Theo Ubique Cabaret Theatre. Music and lyrics by Stephen Sondheim. Book by James Lapine. Directed by Fred Anzevino. With ensemble cast. 2hrs 10mins; one intermission.
Theater review by Kris Vire
In Stephen Sondheim and James Lapine’s 1994 musical, set in 1863, handsome Italian army captain Giorgio is doggedly pursued by Fosca, the sickly, unattractive but strangely forceful cousin of his commanding officer. Fosca’s imperative passion seems to infect Giorgio, who reacts first with pity, then with anger, but eventually gives in to the power of her strange love—which brings an end to his previously blissful affair with the married Clara. The consummation of Fosca and Giorgio’s love is literally too much for her to bear, and she dies at the end. (Don’t call it a spoiler—it’s just that kind of story.)

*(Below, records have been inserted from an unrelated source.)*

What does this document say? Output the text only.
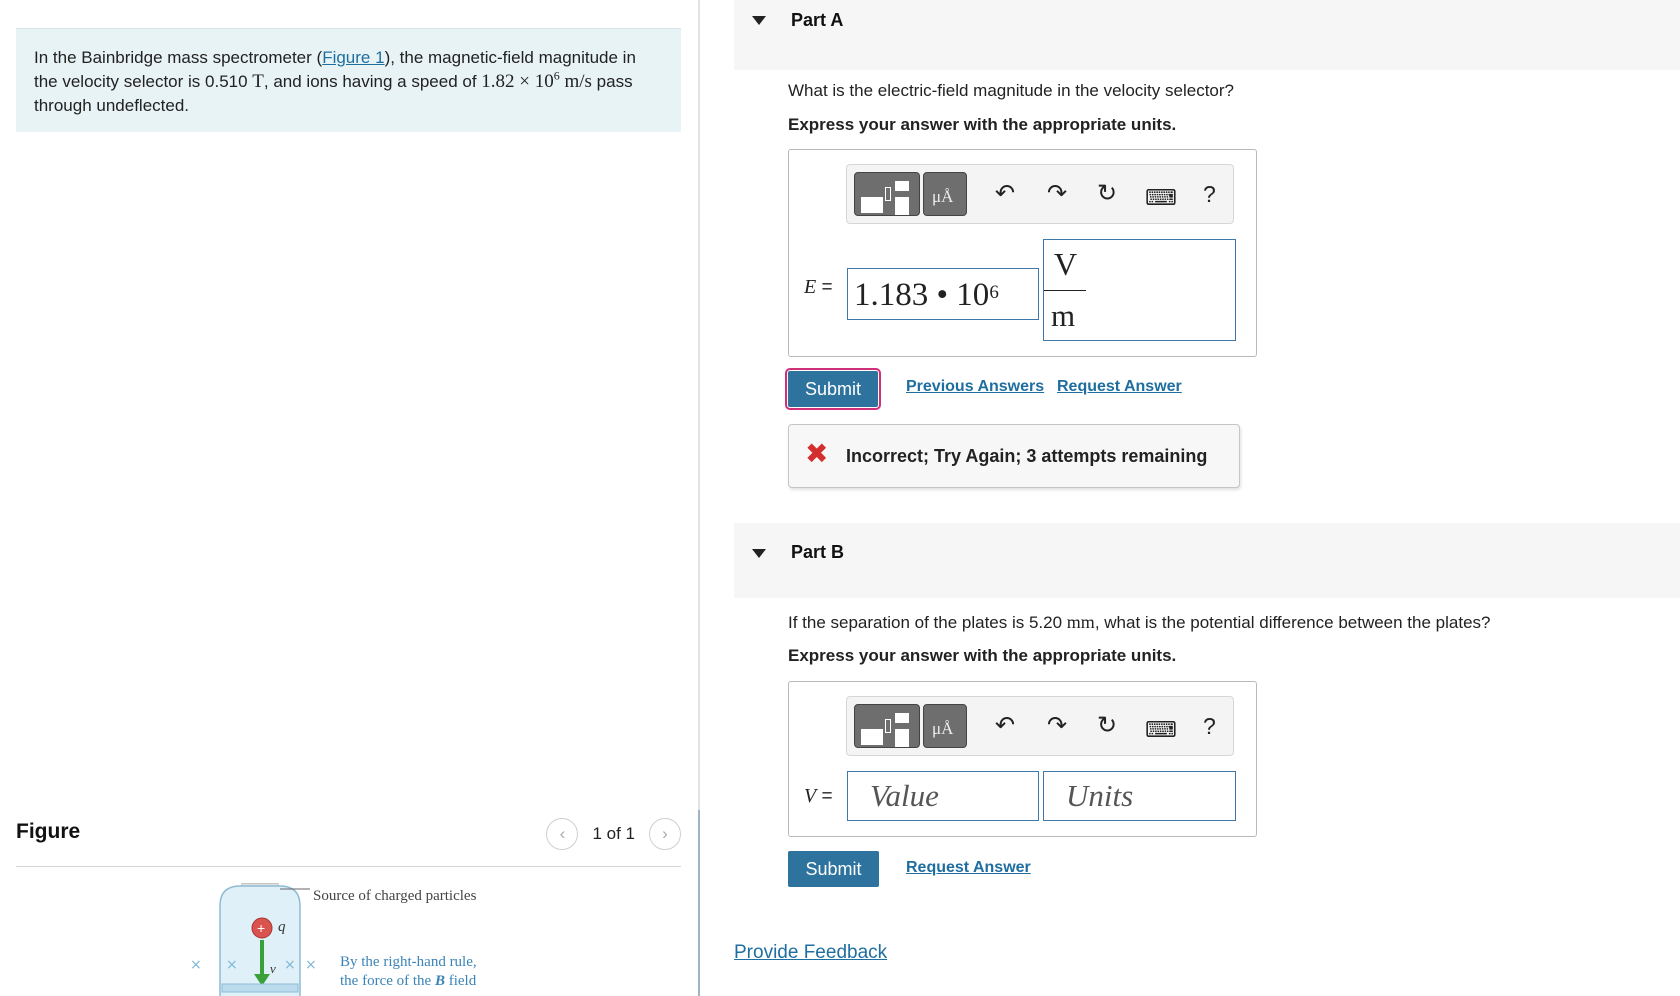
In the Bainbridge mass spectrometer (Figure 1), the magnetic-field magnitude in the velocity selector is 0.510 T, and ions having a speed of $1.82 \times 10^6$ m/s pass through undeflected.
Figure	‹	1 of 1	›
+ q
v
× ×	× ×
Source of charged particles
By the right-hand rule,
the force of the B field
Part A
What is the electric-field magnitude in the velocity selector?
Express your answer with the appropriate units.
μÅ ↶ ↷ ↻ ⌨ ?
E = 1.183 • $10^6$
V
m
Submit	Previous Answers Request Answer
✖ Incorrect; Try Again; 3 attempts remaining
Part B
If the separation of the plates is 5.20 mm, what is the potential difference between the plates?
Express your answer with the appropriate units.
μÅ ↶ ↷ ↻ ⌨ ?
V =	Value	Units
Submit	Request Answer
Provide Feedback
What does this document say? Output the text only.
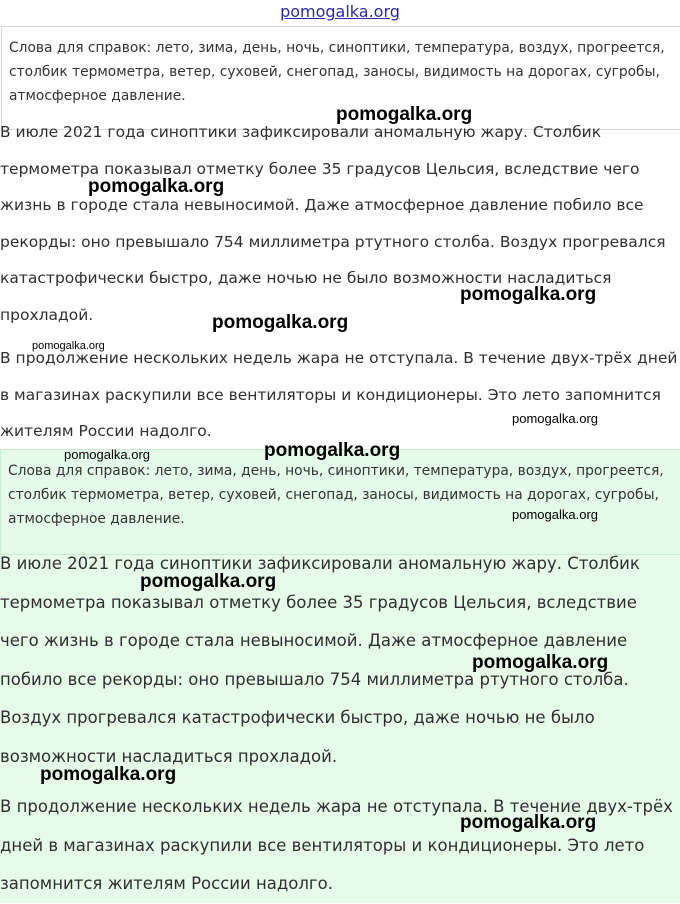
pomogalka.org
Слова для справок: лето, зима, день, ночь, синоптики, температура, воздух, прогреется, столбик термометра, ветер, суховей, снегопад, заносы, видимость на дорогах, сугробы, атмосферное давление.

В июле 2021 года синоптики зафиксировали аномальную жару. Столбик термометра показывал отметку более 35 градусов Цельсия, вследствие чего жизнь в городе стала невыносимой. Даже атмосферное давление побило все рекорды: оно превышало 754 миллиметра ртутного столба. Воздух прогревался катастрофически быстро, даже ночью не было возможности насладиться прохладой.

В продолжение нескольких недель жара не отступала. В течение двух-трёх дней в магазинах раскупили все вентиляторы и кондиционеры. Это лето запомнится жителям России надолго.

Слова для справок: лето, зима, день, ночь, синоптики, температура, воздух, прогреется, столбик термометра, ветер, суховей, снегопад, заносы, видимость на дорогах, сугробы, атмосферное давление.

В июле 2021 года синоптики зафиксировали аномальную жару. Столбик термометра показывал отметку более 35 градусов Цельсия, вследствие чего жизнь в городе стала невыносимой. Даже атмосферное давление побило все рекорды: оно превышало 754 миллиметра ртутного столба. Воздух прогревался катастрофически быстро, даже ночью не было возможности насладиться прохладой.

В продолжение нескольких недель жара не отступала. В течение двух-трёх дней в магазинах раскупили все вентиляторы и кондиционеры. Это лето запомнится жителям России надолго.

pomogalka.org
pomogalka.org
pomogalka.org
pomogalka.org
pomogalka.org
pomogalka.org
pomogalka.org
pomogalka.org
pomogalka.org
pomogalka.org
pomogalka.org
pomogalka.org
pomogalka.org
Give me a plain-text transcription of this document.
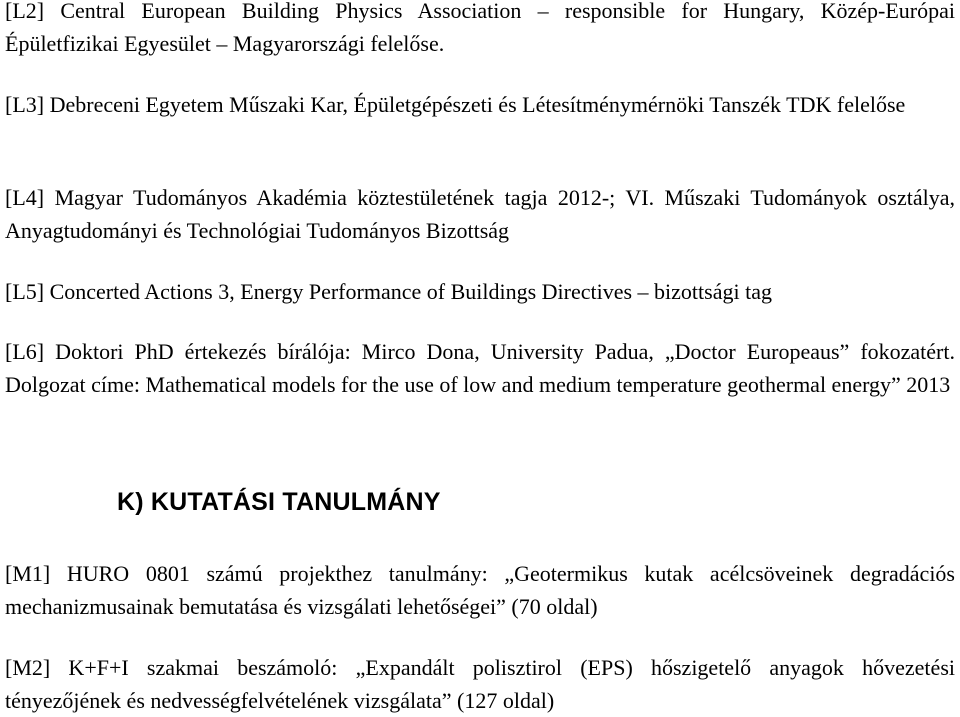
[L2] Central European Building Physics Association – responsible for Hungary, Közép-Európai Épületfizikai Egyesület – Magyarországi felelőse.

[L3] Debreceni Egyetem Műszaki Kar, Épületgépészeti és Létesítménymérnöki Tanszék TDK felelőse

[L4] Magyar Tudományos Akadémia köztestületének tagja 2012-; VI. Műszaki Tudományok osztálya, Anyagtudományi és Technológiai Tudományos Bizottság

[L5] Concerted Actions 3, Energy Performance of Buildings Directives – bizottsági tag

[L6] Doktori PhD értekezés bírálója: Mirco Dona, University Padua, „Doctor Europeaus” fokozatért. Dolgozat címe: Mathematical models for the use of low and medium temperature geothermal energy” 2013

K) KUTATÁSI TANULMÁNY

[M1] HURO 0801 számú projekthez tanulmány: „Geotermikus kutak acélcsöveinek degradációs mechanizmusainak bemutatása és vizsgálati lehetőségei” (70 oldal)

[M2] K+F+I szakmai beszámoló: „Expandált polisztirol (EPS) hőszigetelő anyagok hővezetési tényezőjének és nedvességfelvételének vizsgálata” (127 oldal)
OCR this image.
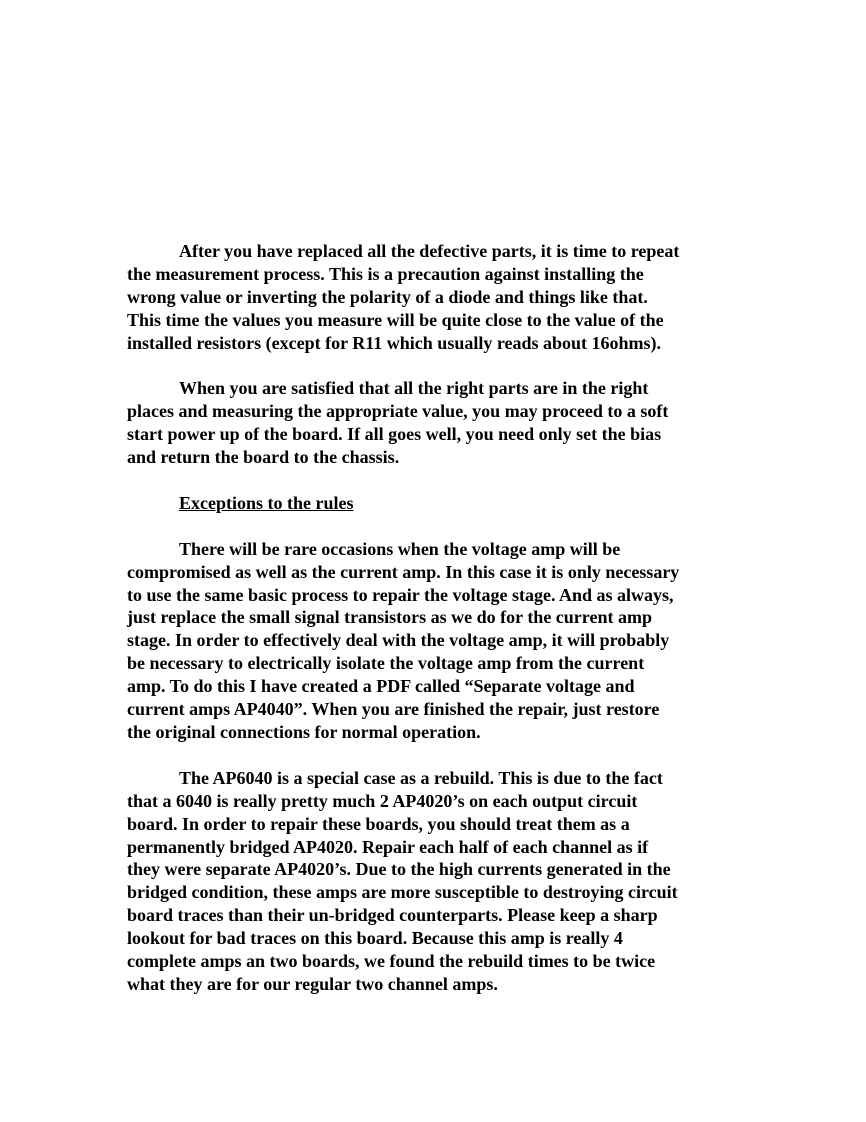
After you have replaced all the defective parts, it is time to repeat
the measurement process. This is a precaution against installing the
wrong value or inverting the polarity of a diode and things like that.
This time the values you measure will be quite close to the value of the
installed resistors (except for R11 which usually reads about 16ohms).

When you are satisfied that all the right parts are in the right
places and measuring the appropriate value, you may proceed to a soft
start power up of the board. If all goes well, you need only set the bias
and return the board to the chassis.

Exceptions to the rules

There will be rare occasions when the voltage amp will be
compromised as well as the current amp. In this case it is only necessary
to use the same basic process to repair the voltage stage. And as always,
just replace the small signal transistors as we do for the current amp
stage. In order to effectively deal with the voltage amp, it will probably
be necessary to electrically isolate the voltage amp from the current
amp. To do this I have created a PDF called “Separate voltage and
current amps AP4040”. When you are finished the repair, just restore
the original connections for normal operation.

The AP6040 is a special case as a rebuild. This is due to the fact
that a 6040 is really pretty much 2 AP4020’s on each output circuit
board. In order to repair these boards, you should treat them as a
permanently bridged AP4020. Repair each half of each channel as if
they were separate AP4020’s. Due to the high currents generated in the
bridged condition, these amps are more susceptible to destroying circuit
board traces than their un-bridged counterparts. Please keep a sharp
lookout for bad traces on this board. Because this amp is really 4
complete amps an two boards, we found the rebuild times to be twice
what they are for our regular two channel amps.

The non-traditional score, even for non-traditionalist Sondheim, is something closer to operatic, even if the composer claims to find opera tedious; he wrote in his second volume of collected lyrics that “the ‘songs’ in Passion lie somewhere between aria and recitative, with an occasional recognizable song form thrown in.” Sondheim drops his oft-deployed shield of irony; this is all deeply felt, roiling, naked emotion, and it sounds often chillingly beautiful in Theo Ubique’s new production. The immersive staging and intimate confines of the No Exit Café seem at first to be just what this small-scale, large-hearted show calls for.
And yet as capable as director Fred Anzevino’s cast and musical director Kory Danielson’s four-piece band are with this impassioned score, there’s a troubling lack of specificity elsewhere. Danni Smith’s sallow Fosca is driving and unrelenting, yes, but this incredibly challenging role requires something more primal than mere determination; as Giorgio writes to Clara of Fosca, “How can I describe her? / The wretchedness, / God, the wretchedness / And the suffering, / The desperation…” Smith hasn’t yet managed to dig that deep.
And Peter Oyloe has still further to go. Though he has the looks and the voice for Giorgio, he’s missing the virile power. Yes, Giorgio is described as sensitive, a reader of books, but there has to be something there for Fosca’s ministrations to break down; Oyloe starts off as a schmoopy cipher and has nowhere to go. It doesn’t help the story’s build that Theo Ubique, where audience members can order dinner and drinks before the show, inserts a passion-hampering intermission for cocktail and dessert service into what’s meant to be an intermissionless show.